Day after tomorrow, we have our first release show here in Sweden, and then we do a couple Swedish shows this week and next week, and then we go up to Finland, then back from Finland, we’re home for a couple of days, and then we tour Europe, and then back, and then it’s almost festival season here in Sweden and in Europe, so we play basically every weekend until August. Thursday, Friday and Saturday for festival and weekend gigs, and then U.S., and then another European tour, and then we have to start working on a new album again.

So soon?

Yeah. We want to go the other way around this time, not make it four years, but maybe one year or one and a half. We’ve already started writing some tunes, and we’ll try to avoid doing the same thing all over again.

How is the new material sounding?

I think it’s hard to judge yet. I was talking, and it’s hard to describe when it’s not finished songs, but I think one of the songs makes a real Hawkwind, Dire Straits and heroin rock—I don’t know if you can make anything out of that or not.

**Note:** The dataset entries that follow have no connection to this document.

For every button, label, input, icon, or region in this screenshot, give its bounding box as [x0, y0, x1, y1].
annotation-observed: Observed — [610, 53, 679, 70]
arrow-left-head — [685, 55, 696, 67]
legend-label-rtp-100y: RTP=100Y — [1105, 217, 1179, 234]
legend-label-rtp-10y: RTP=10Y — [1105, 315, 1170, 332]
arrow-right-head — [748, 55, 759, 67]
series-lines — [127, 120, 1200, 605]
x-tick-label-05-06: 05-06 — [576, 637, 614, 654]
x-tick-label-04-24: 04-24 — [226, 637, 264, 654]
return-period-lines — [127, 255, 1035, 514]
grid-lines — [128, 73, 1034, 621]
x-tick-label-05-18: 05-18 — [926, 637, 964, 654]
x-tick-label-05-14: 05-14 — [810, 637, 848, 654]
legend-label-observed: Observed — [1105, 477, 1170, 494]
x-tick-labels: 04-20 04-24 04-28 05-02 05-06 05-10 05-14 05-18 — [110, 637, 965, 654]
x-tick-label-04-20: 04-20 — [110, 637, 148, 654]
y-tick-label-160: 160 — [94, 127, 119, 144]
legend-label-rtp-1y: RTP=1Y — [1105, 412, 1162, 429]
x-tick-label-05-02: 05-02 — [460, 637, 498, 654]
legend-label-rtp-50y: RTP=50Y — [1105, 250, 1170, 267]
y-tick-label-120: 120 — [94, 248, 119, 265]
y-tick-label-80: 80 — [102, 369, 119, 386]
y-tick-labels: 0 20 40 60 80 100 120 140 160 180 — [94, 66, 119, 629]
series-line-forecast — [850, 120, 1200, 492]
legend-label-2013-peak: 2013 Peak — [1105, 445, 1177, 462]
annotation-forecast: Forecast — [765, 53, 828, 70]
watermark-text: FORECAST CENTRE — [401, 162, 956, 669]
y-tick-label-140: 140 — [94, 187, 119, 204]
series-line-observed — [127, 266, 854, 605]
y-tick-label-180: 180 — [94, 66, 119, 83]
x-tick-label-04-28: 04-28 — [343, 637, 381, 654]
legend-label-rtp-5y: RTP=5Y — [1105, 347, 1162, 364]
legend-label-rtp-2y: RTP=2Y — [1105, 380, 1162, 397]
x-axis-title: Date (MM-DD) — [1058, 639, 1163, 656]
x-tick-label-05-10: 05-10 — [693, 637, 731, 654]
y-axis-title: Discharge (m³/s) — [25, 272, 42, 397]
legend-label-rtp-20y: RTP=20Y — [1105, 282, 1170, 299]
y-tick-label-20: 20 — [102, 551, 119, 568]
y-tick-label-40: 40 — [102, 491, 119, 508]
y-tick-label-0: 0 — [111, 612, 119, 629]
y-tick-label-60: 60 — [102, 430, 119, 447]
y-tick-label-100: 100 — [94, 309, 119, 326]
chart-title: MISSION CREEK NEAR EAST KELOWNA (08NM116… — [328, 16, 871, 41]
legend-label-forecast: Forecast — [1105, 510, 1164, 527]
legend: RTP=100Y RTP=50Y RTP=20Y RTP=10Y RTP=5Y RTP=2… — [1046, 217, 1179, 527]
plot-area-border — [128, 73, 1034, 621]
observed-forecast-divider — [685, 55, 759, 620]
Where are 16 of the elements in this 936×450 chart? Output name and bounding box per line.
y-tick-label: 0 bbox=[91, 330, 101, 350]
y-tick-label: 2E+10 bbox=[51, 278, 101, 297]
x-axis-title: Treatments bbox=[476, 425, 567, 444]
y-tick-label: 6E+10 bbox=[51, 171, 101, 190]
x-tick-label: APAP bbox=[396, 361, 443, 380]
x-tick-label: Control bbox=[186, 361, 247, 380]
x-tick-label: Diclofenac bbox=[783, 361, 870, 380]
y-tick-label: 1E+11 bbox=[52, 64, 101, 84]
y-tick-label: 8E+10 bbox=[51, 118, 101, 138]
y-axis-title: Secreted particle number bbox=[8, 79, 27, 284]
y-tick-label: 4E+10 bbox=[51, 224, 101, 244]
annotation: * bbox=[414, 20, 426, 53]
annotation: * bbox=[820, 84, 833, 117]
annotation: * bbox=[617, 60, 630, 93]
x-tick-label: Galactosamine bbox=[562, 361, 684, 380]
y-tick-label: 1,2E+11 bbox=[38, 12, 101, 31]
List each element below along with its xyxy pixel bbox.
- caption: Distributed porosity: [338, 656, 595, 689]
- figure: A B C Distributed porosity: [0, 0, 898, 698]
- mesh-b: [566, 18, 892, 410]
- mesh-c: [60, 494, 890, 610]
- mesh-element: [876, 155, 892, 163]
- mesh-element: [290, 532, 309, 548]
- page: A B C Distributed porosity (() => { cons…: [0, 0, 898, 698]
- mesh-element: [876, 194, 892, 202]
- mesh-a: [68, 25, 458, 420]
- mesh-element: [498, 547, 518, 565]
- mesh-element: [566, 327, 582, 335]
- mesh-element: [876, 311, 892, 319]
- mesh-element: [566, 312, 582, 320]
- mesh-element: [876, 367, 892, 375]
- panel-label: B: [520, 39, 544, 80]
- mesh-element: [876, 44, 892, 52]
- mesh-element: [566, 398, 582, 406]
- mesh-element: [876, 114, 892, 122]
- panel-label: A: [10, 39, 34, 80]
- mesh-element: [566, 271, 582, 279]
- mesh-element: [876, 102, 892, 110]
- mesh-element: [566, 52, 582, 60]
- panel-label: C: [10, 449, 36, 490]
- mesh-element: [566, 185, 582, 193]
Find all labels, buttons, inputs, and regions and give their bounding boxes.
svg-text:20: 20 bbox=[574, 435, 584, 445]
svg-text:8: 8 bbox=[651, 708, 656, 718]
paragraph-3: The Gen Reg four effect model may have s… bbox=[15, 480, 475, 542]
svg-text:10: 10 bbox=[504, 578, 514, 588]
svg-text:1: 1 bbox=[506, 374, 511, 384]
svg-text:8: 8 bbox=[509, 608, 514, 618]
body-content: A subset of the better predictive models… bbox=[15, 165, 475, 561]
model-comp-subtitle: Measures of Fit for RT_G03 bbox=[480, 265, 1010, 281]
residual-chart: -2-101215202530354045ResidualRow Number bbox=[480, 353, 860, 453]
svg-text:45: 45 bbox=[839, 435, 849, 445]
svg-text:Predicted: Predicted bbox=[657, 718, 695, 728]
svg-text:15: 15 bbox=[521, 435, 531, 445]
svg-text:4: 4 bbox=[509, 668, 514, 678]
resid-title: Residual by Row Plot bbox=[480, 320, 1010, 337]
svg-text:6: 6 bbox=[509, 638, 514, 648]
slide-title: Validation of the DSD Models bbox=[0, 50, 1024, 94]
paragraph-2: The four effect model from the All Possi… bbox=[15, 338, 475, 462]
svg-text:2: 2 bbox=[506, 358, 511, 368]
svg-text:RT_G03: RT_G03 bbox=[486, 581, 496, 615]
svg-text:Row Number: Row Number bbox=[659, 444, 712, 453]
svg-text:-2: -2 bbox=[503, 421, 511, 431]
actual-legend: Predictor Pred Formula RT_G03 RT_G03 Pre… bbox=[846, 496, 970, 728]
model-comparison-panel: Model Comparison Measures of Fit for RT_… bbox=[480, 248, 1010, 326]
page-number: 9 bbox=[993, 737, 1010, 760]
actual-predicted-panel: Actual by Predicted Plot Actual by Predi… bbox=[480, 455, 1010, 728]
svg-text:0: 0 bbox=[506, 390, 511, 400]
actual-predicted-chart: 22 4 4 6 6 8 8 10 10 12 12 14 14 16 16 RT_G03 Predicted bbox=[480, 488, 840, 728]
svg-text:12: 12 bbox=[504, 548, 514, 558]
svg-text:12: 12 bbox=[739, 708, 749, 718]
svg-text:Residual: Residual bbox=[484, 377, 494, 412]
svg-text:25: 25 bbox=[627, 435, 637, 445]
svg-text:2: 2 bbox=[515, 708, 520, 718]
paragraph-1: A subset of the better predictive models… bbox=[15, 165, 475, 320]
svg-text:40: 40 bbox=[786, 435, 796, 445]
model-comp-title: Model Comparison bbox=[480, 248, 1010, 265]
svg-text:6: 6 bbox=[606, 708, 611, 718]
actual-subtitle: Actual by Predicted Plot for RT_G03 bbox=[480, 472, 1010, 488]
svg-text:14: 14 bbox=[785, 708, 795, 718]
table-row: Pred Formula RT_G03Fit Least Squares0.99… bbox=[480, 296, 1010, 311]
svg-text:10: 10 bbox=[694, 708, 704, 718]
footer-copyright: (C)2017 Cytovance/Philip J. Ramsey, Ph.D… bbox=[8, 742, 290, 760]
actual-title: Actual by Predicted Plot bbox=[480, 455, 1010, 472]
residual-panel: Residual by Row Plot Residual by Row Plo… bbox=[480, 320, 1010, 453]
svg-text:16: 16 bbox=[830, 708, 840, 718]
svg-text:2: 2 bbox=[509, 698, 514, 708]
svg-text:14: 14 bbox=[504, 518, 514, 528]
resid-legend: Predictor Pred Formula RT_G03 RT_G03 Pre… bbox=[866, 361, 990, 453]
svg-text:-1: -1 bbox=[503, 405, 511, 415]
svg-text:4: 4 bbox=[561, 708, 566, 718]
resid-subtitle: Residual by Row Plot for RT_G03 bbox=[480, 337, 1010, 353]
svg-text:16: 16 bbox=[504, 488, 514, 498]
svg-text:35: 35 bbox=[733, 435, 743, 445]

That’s all right. I’ll spend the rest of the afternoon trying to figure out what that would sound like in my head.

Get three stereos going at the same time.

Yeah. The thing though about taking four years in between albums is it gave you all that time to grow as players and as a band. In switching gears and starting on a new one so soon, would you be concerned at all about losing that, or can you take the experience you’ve had between these two albums and work from that?

Yeah, I think so. I think judging by what’s happening with the new album, the attention we’re getting, I think we’ll have a lot of stuff. I mean, there have been so many things happening now that I know we have enough to channel into a new album.

We can easily collect in a year what we collected in four years last time, and I think now we’ve been a band for a while, so we’re quite confident in what we do. We know each other and we know Don even better and he knows us even better. I don’t think it’d be a problem.

I think it’d just be smoother, because now we’ve got better resources and better people taking care of the stuff that you have to do it yourself when you’re a smaller band. I think everything is going to be easier. But I don’t know, if you ask me again in a year, maybe I’ll say the opposite thing.